CD44 is an important member of the adhesion molecule family and is closely associated with tumor invasion and metastasis. CD44 is multifunctional and involved in a number of aspects of invasion and metastasis, including the adhesion interaction between cells and cells to the extracellular matrix. The majority of previous studies have shown that the expression of CD44v6 correlates with breast cancer occurrence, progression, infiltration and micrometastasis. Its high expression may be considered as one of the indices for evaluating the prognosis of breast cancer (23). The results of a previous study by Looi et al (24) showed that the lung metastatic potential of high CD44 expression in breast cancer cells was significantly higher than that of the low expression. In addition, previous studies have shown that chemotherapy drugs inhibit the expression of CD44v6 by killing tumor cells (25).

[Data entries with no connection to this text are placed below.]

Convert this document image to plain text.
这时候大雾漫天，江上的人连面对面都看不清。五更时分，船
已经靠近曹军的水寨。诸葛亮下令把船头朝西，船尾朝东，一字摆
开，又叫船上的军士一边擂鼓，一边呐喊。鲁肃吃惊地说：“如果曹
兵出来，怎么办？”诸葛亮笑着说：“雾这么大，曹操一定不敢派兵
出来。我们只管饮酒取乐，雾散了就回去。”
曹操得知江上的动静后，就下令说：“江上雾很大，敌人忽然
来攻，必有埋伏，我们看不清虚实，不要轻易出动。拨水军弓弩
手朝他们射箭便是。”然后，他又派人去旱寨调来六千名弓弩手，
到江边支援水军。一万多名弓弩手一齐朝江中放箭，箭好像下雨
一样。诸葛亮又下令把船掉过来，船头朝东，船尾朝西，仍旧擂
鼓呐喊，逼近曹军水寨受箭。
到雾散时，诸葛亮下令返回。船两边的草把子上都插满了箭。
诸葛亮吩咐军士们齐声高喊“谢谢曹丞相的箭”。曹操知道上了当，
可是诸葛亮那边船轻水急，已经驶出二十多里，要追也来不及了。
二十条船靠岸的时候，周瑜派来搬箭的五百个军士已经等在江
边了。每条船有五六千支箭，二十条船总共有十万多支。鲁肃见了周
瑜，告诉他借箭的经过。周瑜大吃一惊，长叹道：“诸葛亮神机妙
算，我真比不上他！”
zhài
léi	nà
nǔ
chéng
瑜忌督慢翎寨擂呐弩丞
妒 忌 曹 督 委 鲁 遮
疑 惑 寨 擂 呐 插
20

The results of the present study suggest that MCF-7 cells with a low CD44v6 expression were found until 24 h following administration of DOC. An additional study found that cyclooxygenase-2 (COX-2) inhibitors activate the ligands of PPARγ and it has been suggested that the antitumor efficacy of the selective COX-2 inhibitor is associated with upregulated PPARγ expression (26). COX-2 and CD44v6 expression exhibit synergistic effects and COX-2 may promote invasion and metastasis through the upregulated expression of CD44v6 (27,28). Leung et al (29) previously confirmed that Ros may inhibit the proliferation of MKN45 cells and COX-2 mRNA expression in a concentration-dependent manner. The present study results showed that Ros downregulates the expression of CD44v6. In addition, statistical significance was identified in the treatment effects of the expression of CD44v6 with Ros and DOC in combination or alone. However, future studies on this mechanism are required.

In conclusion, the PPARγ ligand Ros may enhance the cytostatic effect of DOC on MCF-7 cells. Although the combined treatment of drugs may have an additive effect, the results may show no marked correlation between cell inhibition and cell cycle arrest. The current study provided experimental evidence for Ros and DOC in inhibition and invasion. However, the pathway of the PPARγ ligand in breast cancer is relatively complicated and the PPARγ ligand cross-talks with other signaling pathways. The antitumor activity of Ros combination chemotherapy for breast cancer requires further investigation.